タイマッサージを習おうと色々調べてみると、タイマッサージは一種類ではないことに気がつきます。チェンマイスタイル、ワットポースタイルだけでなく、色々な人が色々なことを教えているのです。これがタイマッサージの流派です。
学校を選ぶにあたり、まずは流派について理解することが重要です。

例えば、ワットポースタイルとチェンマイスタイルでは、指の運び方と体重のかけ方が異なります。そして、ストレッチなどの手技は同じものもあれば違うものもあります。体を流れるエネルギーラインの思想や指圧ポイントは同じなのですが、テクニックが異なります。

タイマッサージの技術を深めるために、最初に習った学校の基礎の30時間では物足りず、もっと学びたいと思ったとき、他の流派の学校に行きたいと考える方もいらっしゃるかもしれません。しかし、それはお勧めできません。私もそうでしたが、例えばワットポースタイルを習った後にチェンマイスタイルを習っても、重複する内容が多くて意味がないだけでなく、それを自力で整理することもできないため、二つ目に習った流派のテクニックはすぐに忘れてしまうのです。つまり、流派の違いというのは、同じ効果を生む施術を異なる手技で行っているに過ぎないのです。

同じ100時間を学ぶなら、一つの流派で徹底的に習う方が効率がいいです。一つの学校で基礎、中級、上級と習っていけば、カリキュラムが重複していることはありえないので無駄なく、漏れなく技術を身につけることができます。その後、他の流派を見れば、「チェンマイスタイルでは、私がいつもこうやることを、こんなやり方でやるんだ」と比較することができ、同じ筋肉に対する異なるアプローチの仕方として施術の理解を深めることができます。
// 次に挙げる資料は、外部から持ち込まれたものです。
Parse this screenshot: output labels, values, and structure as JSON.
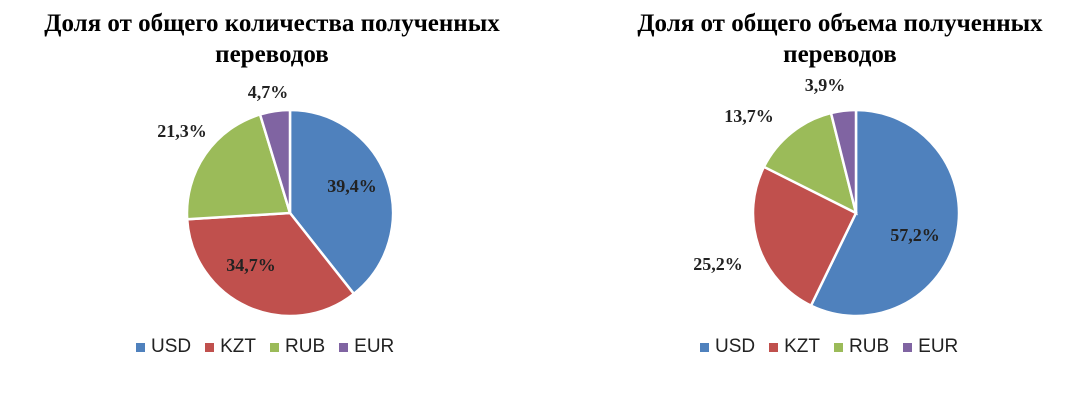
{
  "chart_data": [
    {
      "type": "pie",
      "title": "Доля от общего количества полученных переводов",
      "categories": [
        "USD",
        "KZT",
        "RUB",
        "EUR"
      ],
      "values": [
        39.4,
        34.7,
        21.3,
        4.7
      ],
      "labels": [
        "39,4%",
        "34,7%",
        "21,3%",
        "4,7%"
      ],
      "colors": [
        "#4f81bd",
        "#c0504d",
        "#9bbb59",
        "#8064a2"
      ],
      "legend_position": "bottom"
    },
    {
      "type": "pie",
      "title": "Доля от общего объема полученных переводов",
      "categories": [
        "USD",
        "KZT",
        "RUB",
        "EUR"
      ],
      "values": [
        57.2,
        25.2,
        13.7,
        3.9
      ],
      "labels": [
        "57,2%",
        "25,2%",
        "13,7%",
        "3,9%"
      ],
      "colors": [
        "#4f81bd",
        "#c0504d",
        "#9bbb59",
        "#8064a2"
      ],
      "legend_position": "bottom"
    }
  ]
}
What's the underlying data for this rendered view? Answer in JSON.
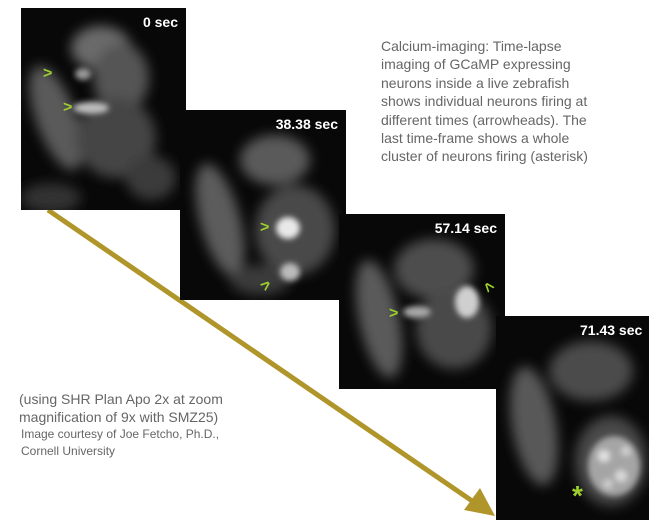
{
  "frames": [
    {
      "time": "0 sec"
    },
    {
      "time": "38.38 sec"
    },
    {
      "time": "57.14 sec"
    },
    {
      "time": "71.43 sec"
    }
  ],
  "caption": "Calcium-imaging: Time-lapse\nimaging of GCaMP expressing\nneurons inside a live zebrafish\nshows individual neurons firing at\ndifferent times (arrowheads). The\nlast time-frame shows a whole\ncluster of neurons firing (asterisk)",
  "note": "(using SHR Plan Apo 2x at zoom\nmagnification of 9x with SMZ25)",
  "credit": "Image courtesy of  Joe Fetcho, Ph.D.,\nCornell University",
  "colors": {
    "arrow": "#b0952a",
    "marker": "#9ccf2e",
    "text": "#666666"
  }
}
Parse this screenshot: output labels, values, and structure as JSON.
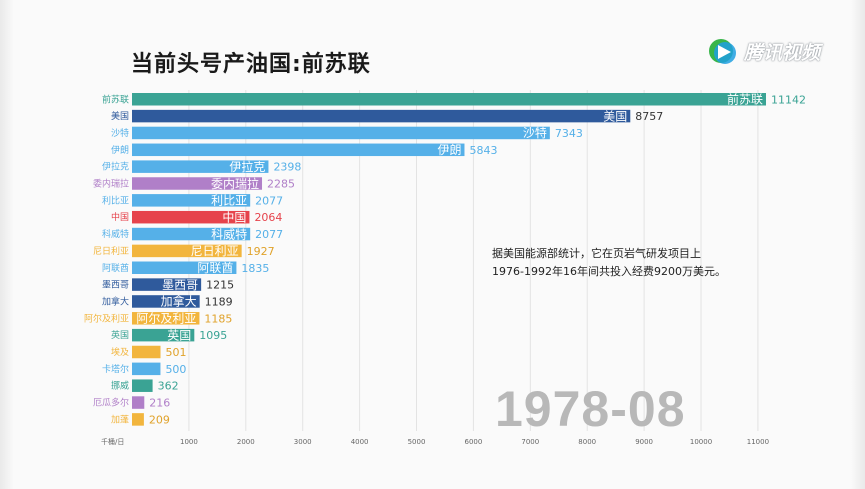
{
  "title": "当前头号产油国:前苏联",
  "logo": {
    "text": "腾讯视频",
    "icon": "play-icon"
  },
  "annotation": "据美国能源部统计，它在页岩气研发项目上1976-1992年16年间共投入经费9200万美元。",
  "date": "1978-08",
  "chart_data": {
    "type": "bar",
    "orientation": "horizontal",
    "unit_label": "千桶/日",
    "xlim": [
      0,
      11142
    ],
    "x_ticks": [
      "1000",
      "2000",
      "3000",
      "4000",
      "5000",
      "6000",
      "7000",
      "8000",
      "9000",
      "10000",
      "11000"
    ],
    "grid": true,
    "bars": [
      {
        "name": "前苏联",
        "value": 11142,
        "color": "#3aa394",
        "label_color": "#3aa394",
        "inside": true
      },
      {
        "name": "美国",
        "value": 8757,
        "color": "#2f5a9c",
        "label_color": "#2f5a9c",
        "inside": true
      },
      {
        "name": "沙特",
        "value": 7343,
        "color": "#55b0e8",
        "label_color": "#55b0e8",
        "inside": true
      },
      {
        "name": "伊朗",
        "value": 5843,
        "color": "#55b0e8",
        "label_color": "#55b0e8",
        "inside": true
      },
      {
        "name": "伊拉克",
        "value": 2398,
        "color": "#55b0e8",
        "label_color": "#55b0e8",
        "inside": true
      },
      {
        "name": "委内瑞拉",
        "value": 2285,
        "color": "#b07fc8",
        "label_color": "#b07fc8",
        "inside": true
      },
      {
        "name": "利比亚",
        "value": 2077,
        "color": "#55b0e8",
        "label_color": "#55b0e8",
        "inside": true
      },
      {
        "name": "中国",
        "value": 2064,
        "color": "#e6434c",
        "label_color": "#e6434c",
        "inside": true
      },
      {
        "name": "科威特",
        "value": 2077,
        "color": "#55b0e8",
        "label_color": "#55b0e8",
        "inside": true
      },
      {
        "name": "尼日利亚",
        "value": 1927,
        "color": "#f2b53d",
        "label_color": "#f2b53d",
        "inside": true
      },
      {
        "name": "阿联酋",
        "value": 1835,
        "color": "#55b0e8",
        "label_color": "#55b0e8",
        "inside": true
      },
      {
        "name": "墨西哥",
        "value": 1215,
        "color": "#2f5a9c",
        "label_color": "#2f5a9c",
        "inside": true
      },
      {
        "name": "加拿大",
        "value": 1189,
        "color": "#2f5a9c",
        "label_color": "#2f5a9c",
        "inside": true
      },
      {
        "name": "阿尔及利亚",
        "value": 1185,
        "color": "#f2b53d",
        "label_color": "#f2b53d",
        "inside": true
      },
      {
        "name": "英国",
        "value": 1095,
        "color": "#3aa394",
        "label_color": "#3aa394",
        "inside": true
      },
      {
        "name": "埃及",
        "value": 501,
        "color": "#f2b53d",
        "label_color": "#f2b53d",
        "inside": false
      },
      {
        "name": "卡塔尔",
        "value": 500,
        "color": "#55b0e8",
        "label_color": "#55b0e8",
        "inside": false
      },
      {
        "name": "挪威",
        "value": 362,
        "color": "#3aa394",
        "label_color": "#3aa394",
        "inside": false
      },
      {
        "name": "厄瓜多尔",
        "value": 216,
        "color": "#b07fc8",
        "label_color": "#b07fc8",
        "inside": false
      },
      {
        "name": "加蓬",
        "value": 209,
        "color": "#f2b53d",
        "label_color": "#f2b53d",
        "inside": false
      }
    ]
  }
}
さらに、一つの流派を体系的に理解していれば、他の流派の異なるアプローチが自分の流派と比べて安全性や施術者の疲れの点で優れているかどうかを判断することもでき、より優れた方法であれば、自分の施術に取り入れることもできます。

そう考えると、最初に基礎コースを受ける学校をどこにするか、これが重要です。その流派でこれからやっていくと決意したのに、そこに自分が学びたいものが含まれていなかったり、後になって他の流派を見た時に、どの手技も自分の流派より優れていたら、その流派で初めから学びなおそうと思うことになりかねません。

学校選びの基準としては、料金や場所ということもありますが、自分は色々な症状の軽減をしたいのか、将来的に先生になりたいのか、そんなことも考えながら、その学校の上級コースで提供されている内容を確認することも大事です

※タイ古式マッサージ、タイ式マッサージと言われることが多いタイマッサージですが、タイ厚生省は近年名称を「タイマッサージ(Thai Massage)」に統一しました。当サイトではその通達に従い、すべての表記をタイマッサージとしています。